EDITOR'S NOTE: Today's newsletter is dedicated to the 10th anniversary of 9/11. A decade. Ten years. Oddly, it feels like only ten minutes. Memories begin rushing back. Conversations become hushed reflections of where each of us was that morning - each of us remembers in minute detail. Today, my city is basking in another gloriously sunny day, and I'm heartened by memories of my recent walk-abouts here and there: the High Line in late summer bloom and the architectural garden rising around it. A Gehry glimmering in a late afternoon sun. A carousel wrapped in a Nouvel about to start spinning on the Brooklyn waterfront. And tourists asking which train goes to Ground Zero. Life goes on, but we will never forget. - Kristen Richards, Hon. AIA, Hon. ASLA

•   Schama looks for a friend's name in "cut into the blackened bronze lip that overlooks the cascades" and reflects on "what makes a successful memorial? The world music of those names is perhaps all the eloquence we need."
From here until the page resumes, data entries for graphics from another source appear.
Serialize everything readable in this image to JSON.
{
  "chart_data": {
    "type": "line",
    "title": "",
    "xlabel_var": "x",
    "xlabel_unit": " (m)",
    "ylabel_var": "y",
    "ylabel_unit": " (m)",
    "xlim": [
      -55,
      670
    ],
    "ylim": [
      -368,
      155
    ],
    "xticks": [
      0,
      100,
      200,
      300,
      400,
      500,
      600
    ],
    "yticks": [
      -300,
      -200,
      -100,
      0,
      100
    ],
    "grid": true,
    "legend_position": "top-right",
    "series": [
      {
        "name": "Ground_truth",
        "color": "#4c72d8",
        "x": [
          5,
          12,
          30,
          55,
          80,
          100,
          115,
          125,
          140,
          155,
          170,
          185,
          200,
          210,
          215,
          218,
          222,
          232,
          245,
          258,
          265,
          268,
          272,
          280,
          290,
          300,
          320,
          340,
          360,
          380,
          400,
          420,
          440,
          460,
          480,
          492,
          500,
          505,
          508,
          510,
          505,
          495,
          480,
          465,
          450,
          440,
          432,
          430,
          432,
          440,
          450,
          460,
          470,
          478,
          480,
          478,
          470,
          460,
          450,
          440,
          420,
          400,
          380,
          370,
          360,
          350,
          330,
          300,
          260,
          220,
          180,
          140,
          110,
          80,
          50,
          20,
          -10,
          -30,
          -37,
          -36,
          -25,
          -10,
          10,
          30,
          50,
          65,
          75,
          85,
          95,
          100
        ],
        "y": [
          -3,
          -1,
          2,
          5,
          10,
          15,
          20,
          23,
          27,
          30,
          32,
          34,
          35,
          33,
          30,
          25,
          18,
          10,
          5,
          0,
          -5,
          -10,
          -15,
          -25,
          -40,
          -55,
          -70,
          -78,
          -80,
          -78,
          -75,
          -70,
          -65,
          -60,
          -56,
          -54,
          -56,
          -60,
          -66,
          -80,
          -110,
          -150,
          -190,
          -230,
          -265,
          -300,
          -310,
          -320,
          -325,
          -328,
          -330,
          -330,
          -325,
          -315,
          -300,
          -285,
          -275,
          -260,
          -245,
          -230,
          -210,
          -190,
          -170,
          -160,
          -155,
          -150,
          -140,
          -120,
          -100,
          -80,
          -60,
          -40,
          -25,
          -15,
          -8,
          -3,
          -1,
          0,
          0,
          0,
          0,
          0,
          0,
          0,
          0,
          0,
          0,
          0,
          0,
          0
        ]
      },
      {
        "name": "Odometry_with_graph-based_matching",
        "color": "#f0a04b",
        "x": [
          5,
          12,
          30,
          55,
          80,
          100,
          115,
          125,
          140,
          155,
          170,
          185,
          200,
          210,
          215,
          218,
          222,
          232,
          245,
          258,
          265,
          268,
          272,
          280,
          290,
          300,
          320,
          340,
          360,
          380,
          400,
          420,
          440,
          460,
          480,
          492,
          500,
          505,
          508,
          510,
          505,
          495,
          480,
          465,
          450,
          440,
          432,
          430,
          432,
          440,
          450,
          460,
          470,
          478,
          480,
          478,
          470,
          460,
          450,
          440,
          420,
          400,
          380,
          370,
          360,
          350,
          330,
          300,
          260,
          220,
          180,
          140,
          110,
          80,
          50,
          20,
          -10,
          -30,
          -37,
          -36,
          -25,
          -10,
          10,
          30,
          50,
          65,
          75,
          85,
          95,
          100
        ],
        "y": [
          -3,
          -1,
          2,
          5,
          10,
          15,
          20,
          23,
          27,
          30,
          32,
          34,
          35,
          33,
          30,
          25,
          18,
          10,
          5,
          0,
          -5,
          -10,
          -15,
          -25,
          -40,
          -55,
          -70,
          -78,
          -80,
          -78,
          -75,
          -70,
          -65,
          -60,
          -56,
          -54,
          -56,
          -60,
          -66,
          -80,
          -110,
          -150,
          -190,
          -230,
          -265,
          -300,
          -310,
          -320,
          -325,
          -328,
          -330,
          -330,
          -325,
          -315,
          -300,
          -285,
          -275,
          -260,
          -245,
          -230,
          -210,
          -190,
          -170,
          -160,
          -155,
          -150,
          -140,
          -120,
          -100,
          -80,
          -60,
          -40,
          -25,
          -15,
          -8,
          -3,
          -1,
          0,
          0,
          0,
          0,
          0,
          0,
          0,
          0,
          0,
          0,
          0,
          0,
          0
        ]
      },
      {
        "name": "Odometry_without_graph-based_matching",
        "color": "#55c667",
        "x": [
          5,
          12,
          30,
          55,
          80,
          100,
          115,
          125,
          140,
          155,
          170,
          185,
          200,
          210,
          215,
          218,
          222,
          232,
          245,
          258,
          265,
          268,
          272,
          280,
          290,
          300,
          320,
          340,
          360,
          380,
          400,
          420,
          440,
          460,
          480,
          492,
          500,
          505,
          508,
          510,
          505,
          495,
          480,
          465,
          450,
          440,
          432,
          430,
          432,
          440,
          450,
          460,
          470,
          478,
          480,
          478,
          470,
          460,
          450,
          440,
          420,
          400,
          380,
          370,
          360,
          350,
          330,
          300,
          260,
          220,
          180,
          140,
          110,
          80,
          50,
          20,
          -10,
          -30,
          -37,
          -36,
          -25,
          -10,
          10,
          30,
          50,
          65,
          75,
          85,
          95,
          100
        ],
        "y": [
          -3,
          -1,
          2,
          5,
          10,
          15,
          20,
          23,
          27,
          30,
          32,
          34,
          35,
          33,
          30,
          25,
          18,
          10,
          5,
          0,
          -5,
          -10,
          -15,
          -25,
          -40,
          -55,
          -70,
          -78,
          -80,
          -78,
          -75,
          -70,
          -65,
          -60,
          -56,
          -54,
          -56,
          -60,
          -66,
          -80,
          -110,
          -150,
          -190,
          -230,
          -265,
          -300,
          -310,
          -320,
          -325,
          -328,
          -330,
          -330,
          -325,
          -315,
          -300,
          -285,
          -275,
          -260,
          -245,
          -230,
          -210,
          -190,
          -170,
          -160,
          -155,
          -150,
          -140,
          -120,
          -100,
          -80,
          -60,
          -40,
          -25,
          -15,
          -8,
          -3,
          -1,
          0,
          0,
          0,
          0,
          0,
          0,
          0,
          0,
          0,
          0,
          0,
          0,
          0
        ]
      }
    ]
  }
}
•   Schumacher finds the Ground Zero memorial "an unflinching confrontation with loss" and "the amount of intelligence, investment, innovation and muscle being poured into this place" is unlike anything she's ever seen.

•   Nobel bemoans that "the search for meaning at Ground Zero still proves painfully elusive."

•   Saffron says the memorial "is a surprisingly effective emotional prompt for our feelings," but what is being built around it reflects "the narrative of the last decade, when corporate greed took precedence over civic good."

•   Kennicott x 2: the Ground Zero Memorial "is an extraordinary thing," but to succeed, "it must ultimately merge with the landscape of New York not as a place apart."

•   He finds the 9/11 memorial at Shanksville "inspires thoughtfulness and repose, without adding undue pomposity or sentiment," but best to see it soon "if you want to hear the memorial speak softly as it now does, before it becomes blander and generic."

•   The Pentagon Memorial is "a quiet lesson for the living" - it is "not a cemetery, at all. Go ahead and sit."

•   Gendall x 2 in conversations with Michael Arad re: "Reflecting Absence"; and David Childs re: Ground Zero: "Architects should be particularly proud. This is a truly New York project."

•   Iovine's thoughtful take on what has happened in architecture since 9/11: the "intense public focus was pure adrenaline for architects," but, alas, "the moment didn't last."

•   Kamin's thoughtful take on how 9/11 changed architecture: "Just as the attacks did not destroy the human urge to build taller, so they did not vanquish our desire to gather in vibrant public spaces."

•   Tischler gets into the details of how 9/11 changed the way skyscrapers are designed: at 1WRC, it won't be "how can a flock of stiletto-wearing fashionistas get down 102 stories safely?" But rather, "Where can we park our armada of town cars?" Believe it or not, that's progress."

•   A fascinating look at the campaign against the original WTC construction in the 1960s: "The idea of making the towers the tallest in the world came from the Port Authority's marketing department."

•   The BMW Guggenheim Lab and "Supertall!" offer two competing ideas of architecture: "Should all architectural projects resort to minimalism out of ecological necessity? Or should those who create them strive for ever-inventive ways to trounce gravity?"